Jim Godbout, president of the Waterhouse Alumni Association, commented on what he wishes to see.

“I’m going to say one thing – this city has to take action,” he said. “Kids need a good, solid place to perform their athletics. Waterhouse Field is definitely it. Do we need to build a Taj Mahal? No, I don’t think so. Do we have safety issues? We absolutely have safety issues,” such as the bleachers and the playing surface, which is in poor condition because there’s four feet of elevation from one corner to the next, he said.

Godbout exhorted audience members to help with community efforts for the fields.

“I urge you all to take action, and let’s push to move forward. If we bring back positive influence to a field or facility in this place by volunteerism, that’s great . . . (but) the city does need to invest in the future of our students at Biddeford High and Biddeford Middle.”

The Biddeford City Council included an item on its Tuesday, May 1 agenda to schedule a date, time and place for a general meeting of citizens. The meeting will be the first since a city charter amendment was made last November wherein a moderator will be selected by a majority vote of citizens who attend the meeting.

In April, after the announcement of the closure of Waterhouse Field, Biddeford resident Missy Nolette- Bald began collecting signatures so a general meeting of citizens could be held to address “concerns of taxation without representation” and “neglect of Waterhouse Field and overzealous spending downtown,” according to the petition. Under Biddeford’s city charter, registered voters can call a general citizens meeting after gathering at least 100 signatures.

Nolette-Bald, who has a Facebook page titled, “Waterhouse Field Solutions,” recently donated money to the Biddeford School Department for Waterhouse Field in hopes it would be allocated for replacing bleachers, but it is unclear how much. The money can’t be used immediately, according to a post on the page.

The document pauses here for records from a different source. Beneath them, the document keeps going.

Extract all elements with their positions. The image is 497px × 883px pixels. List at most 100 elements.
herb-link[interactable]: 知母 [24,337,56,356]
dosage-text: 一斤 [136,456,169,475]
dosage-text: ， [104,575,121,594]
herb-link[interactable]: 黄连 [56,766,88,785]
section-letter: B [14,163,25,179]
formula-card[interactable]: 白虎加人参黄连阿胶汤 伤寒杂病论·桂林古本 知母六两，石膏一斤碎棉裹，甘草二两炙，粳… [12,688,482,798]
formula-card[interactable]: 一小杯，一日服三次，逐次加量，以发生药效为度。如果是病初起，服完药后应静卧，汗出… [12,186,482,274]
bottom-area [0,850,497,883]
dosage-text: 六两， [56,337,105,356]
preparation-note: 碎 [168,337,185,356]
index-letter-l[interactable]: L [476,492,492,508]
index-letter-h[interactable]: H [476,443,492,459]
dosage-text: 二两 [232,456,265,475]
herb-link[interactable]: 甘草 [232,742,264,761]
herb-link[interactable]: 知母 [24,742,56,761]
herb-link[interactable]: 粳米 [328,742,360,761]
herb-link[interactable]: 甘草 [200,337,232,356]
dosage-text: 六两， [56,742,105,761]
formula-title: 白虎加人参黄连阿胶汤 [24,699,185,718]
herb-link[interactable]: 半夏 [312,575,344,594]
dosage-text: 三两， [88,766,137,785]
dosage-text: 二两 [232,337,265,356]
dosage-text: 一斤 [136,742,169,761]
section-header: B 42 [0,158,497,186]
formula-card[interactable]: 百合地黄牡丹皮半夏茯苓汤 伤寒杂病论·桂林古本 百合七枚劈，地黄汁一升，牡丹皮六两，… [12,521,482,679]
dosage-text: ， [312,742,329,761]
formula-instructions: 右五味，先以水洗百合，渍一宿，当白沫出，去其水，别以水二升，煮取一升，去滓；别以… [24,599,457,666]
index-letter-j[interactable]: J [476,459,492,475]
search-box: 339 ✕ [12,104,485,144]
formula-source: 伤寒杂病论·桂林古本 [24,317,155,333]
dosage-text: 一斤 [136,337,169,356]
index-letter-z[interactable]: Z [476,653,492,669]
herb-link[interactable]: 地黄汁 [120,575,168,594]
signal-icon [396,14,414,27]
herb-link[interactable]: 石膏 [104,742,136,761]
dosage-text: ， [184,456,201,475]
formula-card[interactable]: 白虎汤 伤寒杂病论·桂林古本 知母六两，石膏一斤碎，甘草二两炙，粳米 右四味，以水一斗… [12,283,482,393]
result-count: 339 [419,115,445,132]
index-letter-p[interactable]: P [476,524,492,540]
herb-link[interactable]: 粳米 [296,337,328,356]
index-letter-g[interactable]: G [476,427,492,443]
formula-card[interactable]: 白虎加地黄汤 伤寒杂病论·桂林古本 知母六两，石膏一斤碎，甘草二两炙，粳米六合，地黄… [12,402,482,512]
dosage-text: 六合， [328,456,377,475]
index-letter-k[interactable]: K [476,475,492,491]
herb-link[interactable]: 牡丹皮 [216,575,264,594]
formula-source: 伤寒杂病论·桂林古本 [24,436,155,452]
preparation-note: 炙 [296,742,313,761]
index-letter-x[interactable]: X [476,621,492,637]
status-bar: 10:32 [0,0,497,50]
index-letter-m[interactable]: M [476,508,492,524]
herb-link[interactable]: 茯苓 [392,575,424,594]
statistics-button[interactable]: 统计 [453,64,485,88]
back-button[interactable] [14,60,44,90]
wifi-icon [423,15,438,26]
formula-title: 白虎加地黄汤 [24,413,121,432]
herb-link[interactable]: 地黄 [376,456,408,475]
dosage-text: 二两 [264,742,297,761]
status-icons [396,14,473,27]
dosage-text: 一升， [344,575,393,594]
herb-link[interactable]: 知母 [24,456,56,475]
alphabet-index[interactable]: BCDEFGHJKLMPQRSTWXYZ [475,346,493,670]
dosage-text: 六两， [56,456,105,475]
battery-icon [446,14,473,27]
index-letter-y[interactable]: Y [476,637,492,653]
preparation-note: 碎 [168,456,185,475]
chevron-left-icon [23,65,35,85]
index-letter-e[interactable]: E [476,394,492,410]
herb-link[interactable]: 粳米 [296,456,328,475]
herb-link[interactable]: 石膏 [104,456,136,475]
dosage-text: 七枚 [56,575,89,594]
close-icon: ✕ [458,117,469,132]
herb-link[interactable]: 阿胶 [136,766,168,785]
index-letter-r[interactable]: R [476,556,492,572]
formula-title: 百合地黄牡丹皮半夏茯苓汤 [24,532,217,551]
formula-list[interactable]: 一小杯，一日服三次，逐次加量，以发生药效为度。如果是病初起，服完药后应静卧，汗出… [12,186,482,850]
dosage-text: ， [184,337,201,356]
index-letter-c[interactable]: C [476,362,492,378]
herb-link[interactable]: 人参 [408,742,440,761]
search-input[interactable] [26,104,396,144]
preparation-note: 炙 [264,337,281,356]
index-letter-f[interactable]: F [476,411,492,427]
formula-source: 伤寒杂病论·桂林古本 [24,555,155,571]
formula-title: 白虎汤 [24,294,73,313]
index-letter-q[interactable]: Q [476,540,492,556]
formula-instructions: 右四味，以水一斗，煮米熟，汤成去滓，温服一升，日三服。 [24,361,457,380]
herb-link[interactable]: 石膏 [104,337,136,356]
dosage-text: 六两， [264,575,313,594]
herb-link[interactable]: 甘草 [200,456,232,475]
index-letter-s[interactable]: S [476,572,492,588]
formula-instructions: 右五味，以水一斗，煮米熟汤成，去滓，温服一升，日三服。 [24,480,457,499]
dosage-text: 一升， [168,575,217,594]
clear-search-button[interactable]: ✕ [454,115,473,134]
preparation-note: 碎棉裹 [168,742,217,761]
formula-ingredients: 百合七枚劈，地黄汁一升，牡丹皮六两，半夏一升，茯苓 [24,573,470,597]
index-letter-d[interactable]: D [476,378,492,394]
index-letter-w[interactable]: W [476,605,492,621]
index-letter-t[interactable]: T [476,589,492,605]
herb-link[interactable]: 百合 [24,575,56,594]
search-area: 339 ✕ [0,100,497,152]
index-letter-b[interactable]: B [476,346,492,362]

“It truly isn’t that simple as just receiving money and buying upgraded items,” according to a post from the page. “There are multiple approval processes that have to go through, and none of those have happened yet. I can’t recite everything, but at this point I understand why the current money raised cannot be used, at least not yet.”

According a Biddeford School Department Facebook post, it is not as simple as one may think to take donated funds and allocate them wherever the department deems necessary. Additionally, there may be naming rights with Waterhouse Field, according to the post.

“Donors have contributed with specific naming opportunities should there be a renovation,” the post read. “They would like to see a complex that is equitable for all sports and is something that we can all be proud of. The current state of Waterhouse Field is more than just bad bleachers.”

Director of Community Outreach and Development Karen Chasse said $285,181 was donated to the school department for Waterhouse Field in 2016. Donors have the right to have their donations designated where they’d like their money to be spent, she said, though donating through the website as it currently stands does not allow a donor to specify where they’d like their money allocated. This will change in coming weeks as Chasse modifies the donation page, she said.

Also in coming weeks materials about donations will be published in The Bridge, a publication by the Biddeford School Department, for anyone who contributed in the last fiscal year.

Nolette-Bald, posting as Waterhouse Field Solutions, indicated that she had been in touch with a mason contractor who will donate labor to the field. However, because Nolette-Bald is not an authorized individual in the school department, and because there is no definite plan for repairs, the contractor’s labor is not finalized, though the labor may be authorized in the future by the school department, Chasse said.

Chasse said Nolette-Bald’s efforts are “very wellintentioned.”

Nolette-Bald was unavailable for comment.